Dividends. Fourth interim DPS of 1.65 sen was declared for the quarter (going ex on 11 March 2020). This brings total DPS declared for FY19 to 5.25 sen (FY18: 4.8 sen).

QoQ. Core PATAMI decreased by 39% mainly due to higher share of losses from associate SWME during the quarter.

YoY. Core PATAMI increased by 212% due to higher compensation from the government for Grand Sepadu arising from the non-increase in scheduled toll rate hike as well as lower losses at SWM driven by changes in depreciation method.

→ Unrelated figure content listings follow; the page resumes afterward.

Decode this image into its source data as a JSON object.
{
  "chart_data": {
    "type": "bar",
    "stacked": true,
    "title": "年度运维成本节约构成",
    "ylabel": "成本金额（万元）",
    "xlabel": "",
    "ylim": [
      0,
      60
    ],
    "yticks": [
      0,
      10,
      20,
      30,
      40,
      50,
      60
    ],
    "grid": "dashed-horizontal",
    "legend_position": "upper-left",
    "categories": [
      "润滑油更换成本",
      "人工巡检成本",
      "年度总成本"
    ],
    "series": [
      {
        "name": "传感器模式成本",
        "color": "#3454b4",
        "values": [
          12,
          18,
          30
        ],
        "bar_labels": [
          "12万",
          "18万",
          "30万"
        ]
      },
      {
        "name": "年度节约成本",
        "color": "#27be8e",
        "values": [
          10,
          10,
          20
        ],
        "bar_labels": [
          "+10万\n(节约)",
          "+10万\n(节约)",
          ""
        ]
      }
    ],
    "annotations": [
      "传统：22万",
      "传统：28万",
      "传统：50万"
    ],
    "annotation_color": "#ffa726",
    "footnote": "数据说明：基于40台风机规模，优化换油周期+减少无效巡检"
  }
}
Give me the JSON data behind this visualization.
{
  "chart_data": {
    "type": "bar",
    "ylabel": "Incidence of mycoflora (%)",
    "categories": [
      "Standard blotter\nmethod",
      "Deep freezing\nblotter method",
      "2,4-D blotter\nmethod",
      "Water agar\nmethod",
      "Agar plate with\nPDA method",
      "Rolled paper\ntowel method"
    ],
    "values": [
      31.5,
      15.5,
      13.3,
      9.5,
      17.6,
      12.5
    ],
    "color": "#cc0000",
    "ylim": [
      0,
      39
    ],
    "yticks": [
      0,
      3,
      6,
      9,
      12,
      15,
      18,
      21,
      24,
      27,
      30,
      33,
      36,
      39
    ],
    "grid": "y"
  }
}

YTD. Core PATAMI decreased by 9% due to (i) lower contribution from construction segment as a result of completion of new access to NNKSB in 3QFY18, (ii) slower work progress for on-going projects, (iii) higher share of losses from associate SWME attributable to change of amortisation methods and (iv) lower contribution from water segment due to higher provision of restoration cost in Langkawi operations coupled with higher chemical expenses.

SPLASH receivables. The total securitisation sum of SPLASH receivables is RM660m. Management guided that the amount will be deployed through sustainably higher dividend payouts and potential M&A opportunities. The potential quantum of increase in dividends was guided to be “double digits in percentage”.

Langkawi. Negotiation to extend concession for Langkawi’s water treatment plant is still ongoing and there would be more clarity towards year end. We understand that capital expenditure to increase water production capacity would be required in order to extend the concession period that is expiring in October 2020.

Forecast. Maintain forecast as earnings beat is due to timing of changes in BSR rates during the year.

Maintain BUY, TP: RM1.02. Maintain BUY with same SOP-driven TP of RM1.02. We like the stock for its defensive earnings profile and potential upside to our estimated dividend yield of 7.2% for both FY20-21.